1

I have two dictionary objects, connections and network. This can be visualized as a graph, where each node is a computer and connections depict an edge between the computers and node. Network is a dictionary objects of unique networks where the computers can be a part, for ex

1,2  
2,3  
4,5  
5,1 

are four connection information for nodes 1 through 1
connections would thus be {1->1,2->1,3->1,4->2,5->1}
and network {1->0,2->1}
which means
computer 1,2,3,5 are part of n/w 1
computer 4 is part of n/w 2
again n/w 2 is interconnected to n/w 1
I have to read a file with thousand of such connection information
while doing so, for each connection info read I have to perform a non-sequential loop as follows

while network.has_key(connections[node1]):
    connections[node1]=network[connections[node1]] 

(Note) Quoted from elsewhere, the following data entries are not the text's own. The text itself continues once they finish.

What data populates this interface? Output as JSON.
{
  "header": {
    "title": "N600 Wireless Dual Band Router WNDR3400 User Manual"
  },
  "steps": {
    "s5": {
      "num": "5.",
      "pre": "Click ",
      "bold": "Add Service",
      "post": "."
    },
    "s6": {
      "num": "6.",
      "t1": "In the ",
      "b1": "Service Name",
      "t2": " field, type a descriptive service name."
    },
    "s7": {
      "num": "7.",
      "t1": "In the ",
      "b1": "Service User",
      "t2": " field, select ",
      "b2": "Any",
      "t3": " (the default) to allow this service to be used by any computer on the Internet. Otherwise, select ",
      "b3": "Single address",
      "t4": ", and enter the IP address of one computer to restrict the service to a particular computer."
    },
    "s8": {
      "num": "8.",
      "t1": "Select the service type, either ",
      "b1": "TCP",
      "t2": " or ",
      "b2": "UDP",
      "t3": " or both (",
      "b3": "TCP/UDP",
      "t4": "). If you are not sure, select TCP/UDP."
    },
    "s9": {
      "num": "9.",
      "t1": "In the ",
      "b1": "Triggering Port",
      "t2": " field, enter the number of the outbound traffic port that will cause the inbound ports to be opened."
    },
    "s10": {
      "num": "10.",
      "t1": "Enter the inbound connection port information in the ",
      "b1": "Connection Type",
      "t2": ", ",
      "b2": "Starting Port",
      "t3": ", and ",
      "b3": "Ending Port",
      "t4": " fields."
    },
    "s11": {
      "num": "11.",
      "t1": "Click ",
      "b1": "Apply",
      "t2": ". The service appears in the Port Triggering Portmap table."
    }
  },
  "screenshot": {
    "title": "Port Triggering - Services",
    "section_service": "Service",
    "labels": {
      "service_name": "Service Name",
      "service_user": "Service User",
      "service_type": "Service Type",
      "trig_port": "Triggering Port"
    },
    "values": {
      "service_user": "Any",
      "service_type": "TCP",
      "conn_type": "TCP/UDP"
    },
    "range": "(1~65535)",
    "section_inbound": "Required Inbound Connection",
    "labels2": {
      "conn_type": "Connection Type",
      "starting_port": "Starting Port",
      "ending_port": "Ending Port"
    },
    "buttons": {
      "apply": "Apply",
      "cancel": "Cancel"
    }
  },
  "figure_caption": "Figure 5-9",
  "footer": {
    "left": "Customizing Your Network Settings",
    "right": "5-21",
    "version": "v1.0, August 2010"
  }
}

Is there a better way to optimize the above loop? If required I can share my entire code for the purpose

Gabe
  • 84,912
  • 12
  • 139
  • 238
Abhijit
  • 62,056
  • 18
  • 131
  • 204
  • What do you mean by "Non-sequential loop"? Presumably, you're reading a single file sequentially, and I'm assuming that is your bottleneck. – Austin Marshall Oct 03 '11 at 16:43
  • Have you thought of profiling your code? CProfile is great http://docs.python.org/library/profile.html - after that you will have a clear idea of what is your bottleneck – Savino Sguera Oct 03 '11 at 16:49
  • @oxtopus, Please check the code snippet. Non-Sequential means neither I can use List Comprehension nor any list functions like reduce ... – Abhijit Oct 06 '11 at 05:19
  • @savinos, Yes I tried and this is how I identified the above code snippet – Abhijit Oct 06 '11 at 05:20

2 Answers2

2

I'm didn't really understand your question, but I feel the stock answer to graph-related questions applies here:

Use NetworkX rather than trying to come up with your own data representations and algorithms. It may be harder to learn, but it'll save you time and headaches in the long run.

Petr Viktorin
  • 65,510
  • 9
  • 81
  • 81
  • I actually used NetworkX to create my initial prototype of the program. Worked perfectly well. Am now trying to code the same without it. Obvious reason performance because of which I am here to optimize every bit I feel have bottlenecks. – Abhijit Oct 04 '11 at 02:28
1
while network.has_key(connections[node1]):
    connections[node1]=network[connections[node1]] 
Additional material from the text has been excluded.